Nothing brings out the fan in me more than watching my 9-year-old son play America’s favorite pastime. But as he and other kids across the Valley prepare to play ball, I’m stocking up on laundry detergent and stain remover.
From Little League to USSSA Baseball Tournaments, I’ve washed my share of baseball uniforms. I even paid my dues washing an entire team’s uniforms in a hotel laundry room one summer when my son traveled to a tournament in Yuma.
I learned a lot during that assignment: First, pants for 9-year-old boys all look the same, so labeling uniforms with a Sharpie is a must. Second, rinsing off mud and emptying sunflower seeds from pockets is crucial before tossing pants into the washer. Finally, the pressure to abandon using bleach (it can damage piping and emblems) on baseball pants is real.
I also learned that the washing process, although tedious, is rewarding. The sight of my son confidently taking the field in a clean uniform is priceless. But that feeling quickly fades when I find myself back in the laundry room two to four times per week during baseball season.
After one particularly tough afternoon of relentless scrubbing, I decided to seek uniform-washing help from the big leagues.
Roger Riley is the Arizona Diamondbacks’ senior director of team travel and manager of the home clubhouse. He and his staff are responsible for the team’s nutrition, equipment and uniforms.
With 30 players on the roster, along with 10 coaches and support staff, Riley estimates he washes 50-60 uniforms daily, including practice uniforms and workout clothes. Players can’t just opt for new uniforms when stains are tough or pants are torn. Riley says each player has four pairs of pants for home games, and four for the road, so uniforms get mended often.
If anyone knows the secret to getting baseball uniforms clean, it’s Riley, who has 29 years experience in Major League Baseball. While he and his team have the luxury of using commercial products and multiple washers, Riley admits his system is simple.
First off — and this is something I can use to motivate my Little Leaguer — is that each player is responsible for getting his clothes into one of many the laundry carts throughout the clubhouse. (Some days, that’s half the battle! Am I right?)
On deck is the sorting process. Like a well-oiled pitching machine, everything from the shirts and pants to the socks are labeled using heat-transfer labels that last dozens of washings.

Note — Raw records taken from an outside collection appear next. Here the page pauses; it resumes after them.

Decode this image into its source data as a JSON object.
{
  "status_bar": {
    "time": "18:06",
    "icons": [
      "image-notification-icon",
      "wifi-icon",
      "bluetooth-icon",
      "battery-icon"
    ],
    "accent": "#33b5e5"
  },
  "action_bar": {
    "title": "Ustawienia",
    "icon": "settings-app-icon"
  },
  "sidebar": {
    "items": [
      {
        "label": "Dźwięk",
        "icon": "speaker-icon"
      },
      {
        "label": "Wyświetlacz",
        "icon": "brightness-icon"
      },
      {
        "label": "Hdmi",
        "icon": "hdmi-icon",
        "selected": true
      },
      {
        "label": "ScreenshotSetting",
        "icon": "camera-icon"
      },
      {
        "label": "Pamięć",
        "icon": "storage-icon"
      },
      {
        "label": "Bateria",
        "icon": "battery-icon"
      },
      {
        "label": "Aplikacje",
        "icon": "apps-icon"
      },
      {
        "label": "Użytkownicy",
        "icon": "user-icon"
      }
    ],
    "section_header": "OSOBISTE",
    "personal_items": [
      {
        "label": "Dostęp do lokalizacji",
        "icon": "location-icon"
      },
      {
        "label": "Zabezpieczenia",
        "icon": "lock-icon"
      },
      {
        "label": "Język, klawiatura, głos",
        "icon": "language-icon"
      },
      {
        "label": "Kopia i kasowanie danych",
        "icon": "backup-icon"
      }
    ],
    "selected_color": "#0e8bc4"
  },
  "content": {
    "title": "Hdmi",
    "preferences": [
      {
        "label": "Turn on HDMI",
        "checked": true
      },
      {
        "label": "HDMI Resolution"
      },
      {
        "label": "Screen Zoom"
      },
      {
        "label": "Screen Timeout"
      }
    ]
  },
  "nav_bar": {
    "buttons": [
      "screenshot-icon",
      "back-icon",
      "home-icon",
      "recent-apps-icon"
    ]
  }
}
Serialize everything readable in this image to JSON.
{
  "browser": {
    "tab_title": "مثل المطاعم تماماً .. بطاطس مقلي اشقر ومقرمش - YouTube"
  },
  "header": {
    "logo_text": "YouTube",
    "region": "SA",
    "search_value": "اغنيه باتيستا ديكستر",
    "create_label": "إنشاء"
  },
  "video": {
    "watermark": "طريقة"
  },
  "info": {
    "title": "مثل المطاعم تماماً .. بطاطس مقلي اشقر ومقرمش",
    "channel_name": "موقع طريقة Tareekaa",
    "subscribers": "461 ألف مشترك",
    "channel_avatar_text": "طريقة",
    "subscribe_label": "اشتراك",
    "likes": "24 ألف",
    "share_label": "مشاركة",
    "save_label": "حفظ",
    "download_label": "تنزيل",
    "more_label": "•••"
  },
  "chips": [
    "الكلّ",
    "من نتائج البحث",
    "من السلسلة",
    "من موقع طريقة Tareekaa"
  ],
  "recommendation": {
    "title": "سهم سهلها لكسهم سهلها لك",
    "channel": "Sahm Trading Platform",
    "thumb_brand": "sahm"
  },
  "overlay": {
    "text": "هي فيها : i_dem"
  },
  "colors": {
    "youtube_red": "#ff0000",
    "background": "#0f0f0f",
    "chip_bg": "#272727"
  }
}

Riley also sorts by types of stains — not by uniform color. (Wow, do I feel like a rookie!) Each stain gets a different pretreatment. Riley confirmed he does not use bleach, because it can ruin colors. Grass stains and pine tar are scrubbed with a special Amway product. Dirt of the not-so-forgiving red desert clay variety is treated with products similar to Slide Out and OxiClean.
Riley says rubber gloves are a must to save hands from harsh chemicals. Leave pretreatments on the uniform so they can work to their full potential, and then throw them in the wash, he says. Another big secret Riley shared: Don’t dry uniforms in a dryer. Hang-dry jerseys and pants, and your ball player’s uniform will be game ready.

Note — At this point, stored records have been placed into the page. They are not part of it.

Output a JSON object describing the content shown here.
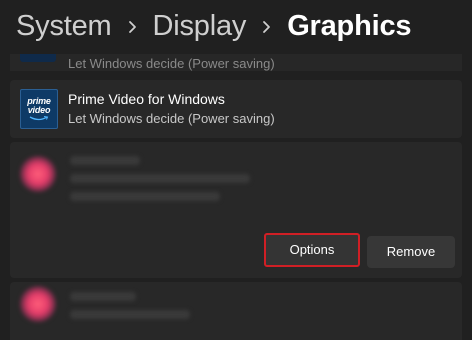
{
  "breadcrumb": {
    "items": [
      "System",
      "Display"
    ],
    "current": "Graphics"
  },
  "partial_row": {
    "subtitle": "Let Windows decide (Power saving)"
  },
  "app_row": {
    "icon_text_line1": "prime",
    "icon_text_line2": "video",
    "name": "Prime Video for Windows",
    "subtitle": "Let Windows decide (Power saving)"
  },
  "expanded_row": {
    "options_label": "Options",
    "remove_label": "Remove"
  },
  "colors": {
    "background": "#202020",
    "card": "#282828",
    "highlight": "#d01f25",
    "prime_blue": "#0e3a66"
  },
  "icons": {
    "chevron": "chevron-right-icon",
    "app": "prime-video-icon",
    "blurred": "blurred-app-icon"
  }
}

After talking to Riley, I upped my game. My secret is using a lot of OxiClean, along with the product Zote (a laundry bar I scrub onto tough stains). After letting everything soak in a designated tub overnight, I throw it into the wash cycle — maybe even twice. Now, my son’s baseball pants go from red to white.
Secrets from the dugout
Because Riley sees the wear and tear on each player’s uniform, he wasn’t getting off the hook without spilling some dugout secrets. These fun facts made me realize there are some things a ballplayer will never outgrow.
Do you do your laundry at home, and if so, what products do you use? Nope, my wife won’t let me! And I won’t let her come to the clubhouse and help with the laundry here! We use Tide at home, and the Amway spray.
Which players have the dirtiest uniforms in the D-Back’s clubhouse? Catchers always win this title. Catchers are the dirtiest because of the sweat from the equipment they wear. But Goldy (Paul Goldschmidt) comes in a close second, because he gets on base a lot and always dives!
When it comes to laundry, which D-Back is the most responsible? Baxter (the team mascot) is the most responsible, because he does his own laundry. He even has his own washer.
What’s the toughest stain you’ve had to remove from a player’s uniform? Red Gatorade, from Gatorade baths, is the worst! All the other flavors — lemon, orange, lime — come out easily, but not the red.